What are the syntax enabling patterns in C#?

Question

There are several pattern-features of C# language, i.e. classes need not derive from a specific interface; but rather implement a certain pattern in order to partake in some C# syntax/features.

Let's consider an example:

public class MyCollection : IEnumerable
{
    public T Add(T name, T name2, ...) { }
    public IEnumerator GetEnumerator() { return null; }
}

Here, TYPE is any type. Basically we have a class that implements IEnumerable and has a method named Add() with any number of parameters.

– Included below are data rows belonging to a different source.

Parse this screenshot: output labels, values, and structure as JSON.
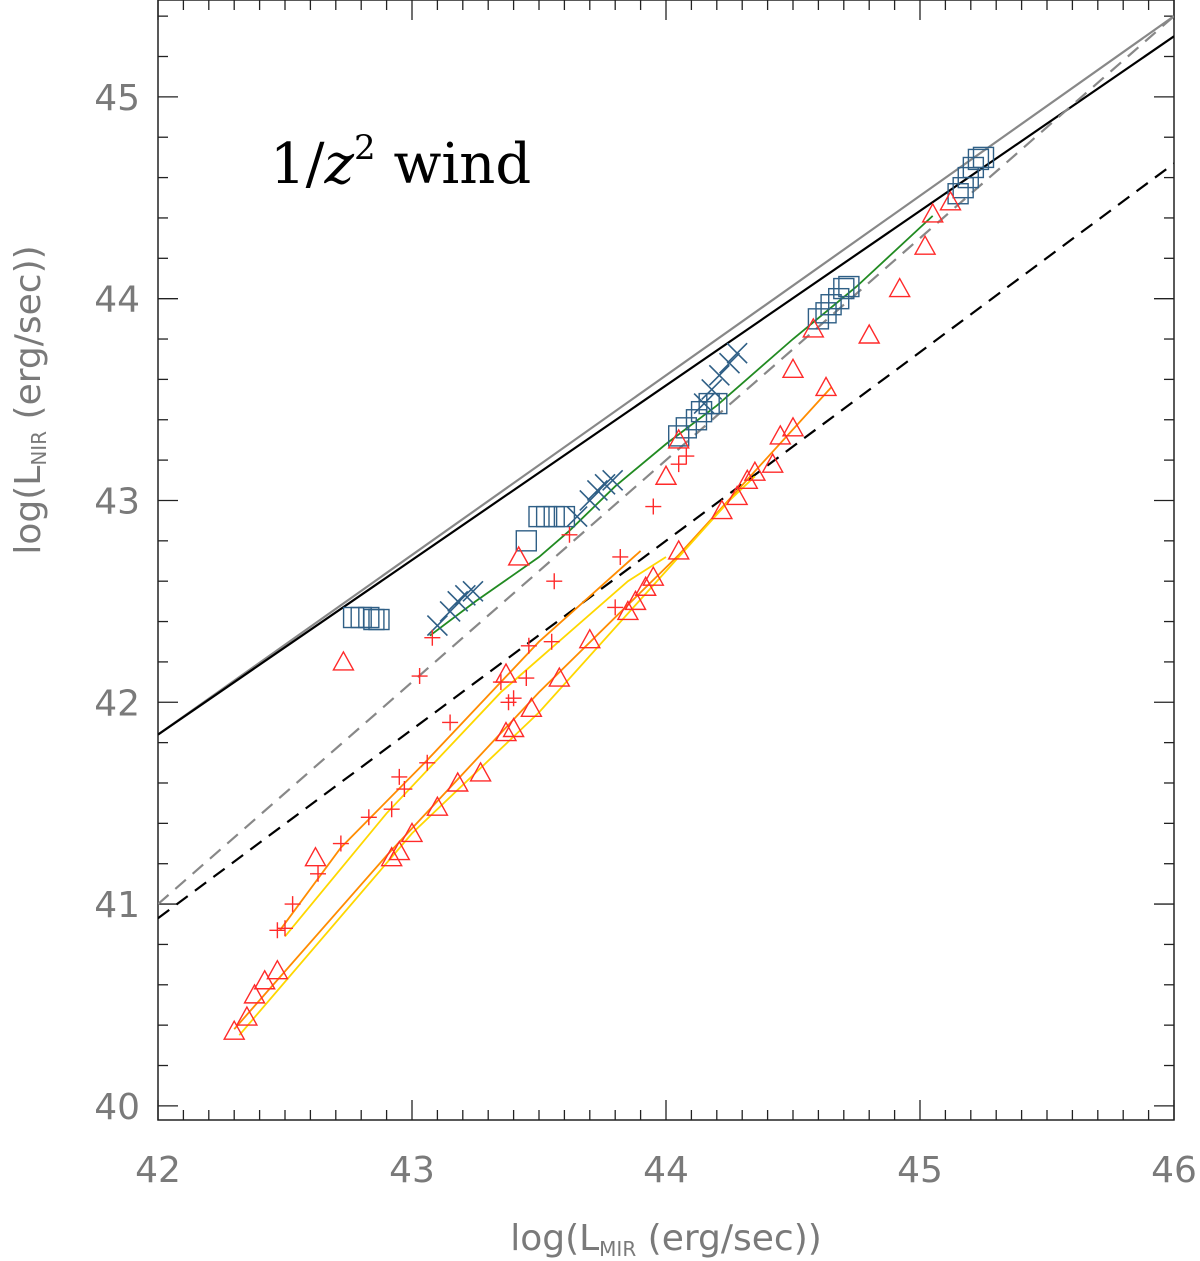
{
  "chart_data": {
    "type": "scatter",
    "xlabel": {
      "prefix": "log(L",
      "sub": "MIR",
      "suffix": " (erg/sec))"
    },
    "ylabel": {
      "prefix": "log(L",
      "sub": "NIR",
      "suffix": " (erg/sec))"
    },
    "annotation": {
      "prefix": "1/",
      "var": "z",
      "sup": "2",
      "suffix": " wind"
    },
    "xlim": [
      42,
      46
    ],
    "ylim": [
      39.93,
      45.48
    ],
    "xticks": [
      42,
      43,
      44,
      45,
      46
    ],
    "yticks": [
      40,
      41,
      42,
      43,
      44,
      45
    ],
    "reference_lines": [
      {
        "name": "gray-solid",
        "color": "#888888",
        "dash": false,
        "points": [
          [
            42,
            41.84
          ],
          [
            46,
            45.4
          ]
        ]
      },
      {
        "name": "black-solid",
        "color": "#000000",
        "dash": false,
        "points": [
          [
            42,
            41.84
          ],
          [
            46,
            45.3
          ]
        ]
      },
      {
        "name": "gray-dashed",
        "color": "#888888",
        "dash": true,
        "points": [
          [
            42,
            41.0
          ],
          [
            46,
            45.4
          ]
        ]
      },
      {
        "name": "black-dashed",
        "color": "#000000",
        "dash": true,
        "points": [
          [
            42,
            40.93
          ],
          [
            46,
            44.67
          ]
        ]
      }
    ],
    "model_lines": [
      {
        "name": "green-track",
        "color": "#228b22",
        "points": [
          [
            43.07,
            42.33
          ],
          [
            43.25,
            42.5
          ],
          [
            43.5,
            42.72
          ],
          [
            43.62,
            42.85
          ],
          [
            43.8,
            43.07
          ],
          [
            44.0,
            43.28
          ],
          [
            44.2,
            43.47
          ],
          [
            44.5,
            43.8
          ],
          [
            44.75,
            44.06
          ],
          [
            45.05,
            44.41
          ]
        ]
      },
      {
        "name": "orange-track-1",
        "color": "#ff8c00",
        "points": [
          [
            42.48,
            40.87
          ],
          [
            42.72,
            41.28
          ],
          [
            43.05,
            41.7
          ],
          [
            43.5,
            42.3
          ],
          [
            43.9,
            42.75
          ]
        ]
      },
      {
        "name": "yellow-track-1",
        "color": "#ffd700",
        "points": [
          [
            42.5,
            40.84
          ],
          [
            42.9,
            41.45
          ],
          [
            43.35,
            42.05
          ],
          [
            43.85,
            42.6
          ],
          [
            44.0,
            42.72
          ]
        ]
      },
      {
        "name": "orange-track-2",
        "color": "#ff8c00",
        "points": [
          [
            42.3,
            40.38
          ],
          [
            42.9,
            41.24
          ],
          [
            43.5,
            42.05
          ],
          [
            44.05,
            42.73
          ],
          [
            44.65,
            43.56
          ]
        ]
      },
      {
        "name": "yellow-track-2",
        "color": "#ffd700",
        "points": [
          [
            42.32,
            40.35
          ],
          [
            43.0,
            41.35
          ],
          [
            43.5,
            41.95
          ],
          [
            44.25,
            43.0
          ],
          [
            44.35,
            43.12
          ]
        ]
      }
    ],
    "series": [
      {
        "name": "squares",
        "marker": "square",
        "color": "#2f5f86",
        "points": [
          [
            42.77,
            42.42
          ],
          [
            42.8,
            42.42
          ],
          [
            42.83,
            42.42
          ],
          [
            42.85,
            42.41
          ],
          [
            42.87,
            42.41
          ],
          [
            43.45,
            42.8
          ],
          [
            43.5,
            42.92
          ],
          [
            43.53,
            42.92
          ],
          [
            43.56,
            42.92
          ],
          [
            43.6,
            42.92
          ],
          [
            44.05,
            43.32
          ],
          [
            44.08,
            43.36
          ],
          [
            44.12,
            43.4
          ],
          [
            44.14,
            43.44
          ],
          [
            44.17,
            43.48
          ],
          [
            44.2,
            43.48
          ],
          [
            44.6,
            43.9
          ],
          [
            44.63,
            43.93
          ],
          [
            44.65,
            43.97
          ],
          [
            44.68,
            44.0
          ],
          [
            44.7,
            44.05
          ],
          [
            44.72,
            44.06
          ],
          [
            45.15,
            44.52
          ],
          [
            45.17,
            44.55
          ],
          [
            45.19,
            44.6
          ],
          [
            45.21,
            44.65
          ],
          [
            45.23,
            44.69
          ],
          [
            45.25,
            44.7
          ]
        ]
      },
      {
        "name": "crosses",
        "marker": "x",
        "color": "#2f5f86",
        "points": [
          [
            43.1,
            42.38
          ],
          [
            43.15,
            42.45
          ],
          [
            43.18,
            42.5
          ],
          [
            43.21,
            42.53
          ],
          [
            43.24,
            42.55
          ],
          [
            43.65,
            42.92
          ],
          [
            43.7,
            43.0
          ],
          [
            43.73,
            43.05
          ],
          [
            43.76,
            43.08
          ],
          [
            43.79,
            43.1
          ],
          [
            44.15,
            43.48
          ],
          [
            44.18,
            43.55
          ],
          [
            44.21,
            43.62
          ],
          [
            44.25,
            43.68
          ],
          [
            44.28,
            43.73
          ]
        ]
      },
      {
        "name": "plus",
        "marker": "plus",
        "color": "#ff2a2a",
        "points": [
          [
            42.47,
            40.87
          ],
          [
            42.5,
            40.88
          ],
          [
            42.53,
            41.0
          ],
          [
            42.63,
            41.15
          ],
          [
            42.72,
            41.3
          ],
          [
            42.83,
            41.43
          ],
          [
            42.92,
            41.47
          ],
          [
            42.95,
            41.63
          ],
          [
            42.97,
            41.57
          ],
          [
            43.06,
            41.7
          ],
          [
            43.15,
            41.9
          ],
          [
            43.03,
            42.13
          ],
          [
            43.08,
            42.32
          ],
          [
            43.35,
            42.1
          ],
          [
            43.38,
            42.0
          ],
          [
            43.4,
            42.02
          ],
          [
            43.45,
            42.12
          ],
          [
            43.46,
            42.28
          ],
          [
            43.55,
            42.3
          ],
          [
            43.56,
            42.6
          ],
          [
            43.62,
            42.83
          ],
          [
            43.8,
            42.47
          ],
          [
            43.82,
            42.72
          ],
          [
            43.95,
            42.97
          ],
          [
            44.05,
            43.18
          ],
          [
            44.08,
            43.22
          ]
        ]
      },
      {
        "name": "triangles",
        "marker": "triangle",
        "color": "#ff2a2a",
        "points": [
          [
            42.3,
            40.37
          ],
          [
            42.35,
            40.44
          ],
          [
            42.38,
            40.55
          ],
          [
            42.42,
            40.62
          ],
          [
            42.47,
            40.67
          ],
          [
            42.62,
            41.23
          ],
          [
            42.73,
            42.2
          ],
          [
            42.92,
            41.23
          ],
          [
            42.95,
            41.26
          ],
          [
            43.0,
            41.35
          ],
          [
            43.1,
            41.48
          ],
          [
            43.18,
            41.6
          ],
          [
            43.27,
            41.65
          ],
          [
            43.37,
            41.85
          ],
          [
            43.4,
            41.87
          ],
          [
            43.47,
            41.97
          ],
          [
            43.37,
            42.14
          ],
          [
            43.42,
            42.72
          ],
          [
            43.58,
            42.12
          ],
          [
            43.7,
            42.31
          ],
          [
            43.85,
            42.45
          ],
          [
            43.88,
            42.5
          ],
          [
            43.92,
            42.57
          ],
          [
            43.95,
            42.62
          ],
          [
            44.05,
            42.75
          ],
          [
            44.22,
            42.95
          ],
          [
            44.28,
            43.02
          ],
          [
            44.32,
            43.1
          ],
          [
            44.35,
            43.14
          ],
          [
            44.42,
            43.18
          ],
          [
            44.45,
            43.32
          ],
          [
            44.5,
            43.36
          ],
          [
            44.63,
            43.56
          ],
          [
            44.0,
            43.12
          ],
          [
            44.05,
            43.3
          ],
          [
            44.5,
            43.65
          ],
          [
            44.58,
            43.85
          ],
          [
            44.8,
            43.82
          ],
          [
            44.92,
            44.05
          ],
          [
            45.02,
            44.26
          ],
          [
            45.05,
            44.42
          ],
          [
            45.12,
            44.48
          ]
        ]
      }
    ]
  }
}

This enables the following declaration of a new MyCollection instance:

new MyCollection{{a1, a2, ...}, {b1, b2, ...} }

Which is equivalent to:

var mc = new MyCollection();
mc.Add(a1, a1, ...);
mc.Add(b1, b2, ...);

Magic! Meanwhile, recently (I believe during the BUILD event) Anders Hejlsberg let slip that the new await/async will be implemented using patterns as well, which lets WinRT get away with returning something other than Task<T>.

So my question is twofold,

1. What is the pattern Anders was talking about, or did I misunderstand something? The answer should be somewhere between the type WinRT provides, something to the effect of IAsyncFoo and the unpublished specification.
2. Are there any other such patterns (perhaps already existing) in C#?

Answer 1

The draft specification is published - you can download it from the Visual Studio home page. The pattern for async is the one given in driis's answer - you can also read my Eduasync blog series for more details, with this post being dedicated to the pattern.

Note that this pattern only applies to "what you can await". An async method must return void, Task or Task<T>.

In terms of other patterns in C# beyond the collection initializer you mentioned originally:

• foreach can iterate over non-IEnumerable implemenations, so long as the type has a GetEnumerator method returning a type which has MoveNext() and Current members
• LINQ query expressions resolve to calls to Select, Where, GroupBy etc.

Answer 2

For async, it works on the awaiter pattern, which I think is described best here, by Stephen Toub:

"The languages support awaiting any instance that exposes the right method (either instance method or extension method): GetAwaiter. A GetAwaiter needs to return a type that itself exposes three members:"

bool IsCompleted { get; }
void OnCompleted(Action continuation);
TResult GetResult(); // TResult can also be void

As an example of this, in the Async CTP, Task’s GetAwaiter method returns a value of type TaskAwaiter:

public struct TaskAwaiter 
{ 
    public bool IsCompleted { get; }
    public void OnCompleted(Action continuation); 
    public void GetResult(); 
}

If you want all the details of async, start reading Jon Skeets posts about async. They go into great detail about the subject.

---

Besides collection initializers, which is pattern based as you mention, another pattern based feature in C# is LINQ: For the LINQ keywords, all that is required is that overload resolution finds an instance or extension method with the correct name and signature. Have a look at Eric Lipperts article about the subject. Also, foreach is pattern based - Eric also describes the details on this pattern in the linked article.

Answer 3

Another pattern you can use is the using keyword. If you have a class that implements IDisposable then you can say:

using(Resource myResource = GetResource())
{
}

Which translates to something akin to::

Resource myResource;
try
{
     myResource = GetResource();
}
finally
{
     var disposable = myResource as IDisposable;
     if(disposable != null) disposable.Dispose()
}

While I suppose it is less "magical" than foreach or the query operators it is a relatively nice bit of syntax.

Also a bit more in the same vein you can use the yield return to automatically implement an iterator for you.

public struct SimpleBitVector32 : IEnumerable<bool>
{

    public SimpleBitVector32(uint value)
    {
        this.data = value;
    }

    private uint data; 
    public bool this[int offset]
    {
        get
        {
            unchecked
            {
                return (this.data & (1u << offset)) != 0;
            }
        }
        set
        {
            unchecked
            {
                this.data = value ? (this.data | (1u << offset)) : (this.data & ~(1u << offset));
            }
        }
    }

    public IEnumerator<bool> GetEnumerator()
    {
        for (int i = 0; i < 32; i++)
        {
            yield return this[i];
        }
    }


    IEnumerator IEnumerable.GetEnumerator()
    {
        return this.GetEnumerator();
    }
}